Ultimamente esse interior anda em evidência, por conta de seus "delegados-xerifes", que prendem sem-terras a torto e a direito. Por conta de seus juízes-xerifes, que conseguem manter sem-terras na cadeia por mais tempo do que qualquer perigoso bicheiro ou traficante dos morros cariocas jamais pisou no xadrez.
Como Monteiro Lobato era paulista, eu sempre associei a personagem do Jeca Tatu ao caipira paulista. Lembro que, nos anos 60, distribuíam nas nossas escolas ou nas nossas casas, em Recife, folhetos de instrução contra verminoses.
Eram folhetos ilustrados com a imagem de Jeca Tatu cagando no matinho, a barriga inchada de vermes, o amarelão, a inércia. Na minha cabeça de menina, a idéia cresceu assim: nunca ser como Jeca Tatu.
Depois, já vivendo em São Paulo, a figura do Jeca confirmou-se na derivação cômica dela: Mazzaropi. Só muito mais tarde me surpreendi ao descobrir que o interior paulista, de onde vinham Jeca Tatu e Mazzaropi, era outra coisa. Mas essa passagem -a transformação do Jeca Tatu em novo rico- não ficaria bem elaborada na minha cabeça.
Parece que nunca foi tão difícil tentar uma reforma agrária como está sendo no Pontal do Paranapanema, no interior de São Paulo. Fazendeiro paulista é ruralista sem escrúpulos de minar por dentro a tentativa. Para entregar ao Estado terras devolutas, estão exigindo dinheiro alto por supostas benfeitorias realizadas.
Querem receber R$ 1.800 por hectare de desmate e destoca (retirada de tocos de árvores após derrubada) que teriam feito.
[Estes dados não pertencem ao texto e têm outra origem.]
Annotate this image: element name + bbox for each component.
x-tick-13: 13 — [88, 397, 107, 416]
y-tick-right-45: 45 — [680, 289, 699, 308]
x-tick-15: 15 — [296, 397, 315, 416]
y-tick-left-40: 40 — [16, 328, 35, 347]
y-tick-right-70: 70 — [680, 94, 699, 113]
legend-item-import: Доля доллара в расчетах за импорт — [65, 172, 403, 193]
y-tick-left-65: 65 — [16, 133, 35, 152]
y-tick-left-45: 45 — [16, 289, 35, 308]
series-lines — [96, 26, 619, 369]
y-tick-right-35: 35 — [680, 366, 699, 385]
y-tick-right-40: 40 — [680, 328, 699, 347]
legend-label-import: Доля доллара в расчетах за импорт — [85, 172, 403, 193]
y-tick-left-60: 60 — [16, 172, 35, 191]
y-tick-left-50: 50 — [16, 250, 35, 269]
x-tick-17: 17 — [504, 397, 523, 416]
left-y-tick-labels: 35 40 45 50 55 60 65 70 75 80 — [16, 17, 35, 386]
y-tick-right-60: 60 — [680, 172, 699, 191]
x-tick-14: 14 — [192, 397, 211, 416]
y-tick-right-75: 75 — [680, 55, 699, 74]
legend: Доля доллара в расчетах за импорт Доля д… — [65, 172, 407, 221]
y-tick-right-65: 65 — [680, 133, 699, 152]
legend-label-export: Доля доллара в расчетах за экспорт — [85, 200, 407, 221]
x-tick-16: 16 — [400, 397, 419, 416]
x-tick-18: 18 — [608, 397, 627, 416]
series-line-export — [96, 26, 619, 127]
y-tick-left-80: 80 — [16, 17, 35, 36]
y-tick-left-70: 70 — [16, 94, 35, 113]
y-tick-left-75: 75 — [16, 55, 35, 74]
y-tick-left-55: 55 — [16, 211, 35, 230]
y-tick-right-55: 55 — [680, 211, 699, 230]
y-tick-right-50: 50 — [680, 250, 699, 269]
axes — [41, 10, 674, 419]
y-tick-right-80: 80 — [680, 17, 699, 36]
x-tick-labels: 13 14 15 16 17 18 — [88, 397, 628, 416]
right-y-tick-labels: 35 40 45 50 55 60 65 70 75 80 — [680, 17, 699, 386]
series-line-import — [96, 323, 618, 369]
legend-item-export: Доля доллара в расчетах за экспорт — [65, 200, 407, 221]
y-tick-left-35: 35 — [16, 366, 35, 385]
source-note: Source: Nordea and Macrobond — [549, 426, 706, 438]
O governo diz que só paga R$ 350, porque fotos tiradas em 1965 mostram que já não havia mais mata alguma ali (conforme matéria de George Alonso na Folha de 9/3/96).
Toco por toco, no sertão do Nordeste tudo me parece mais honesto e humano -lá só tem graveto, ninguém tem do que se orgulhar. Além disso: o coronel sertanejo não passa de um pistoleiro safado, que faz justiça com as próprias mãos. Melhor isso, quem sabe, do que a selvageria disfarçada em arremedos de lei e Justiça.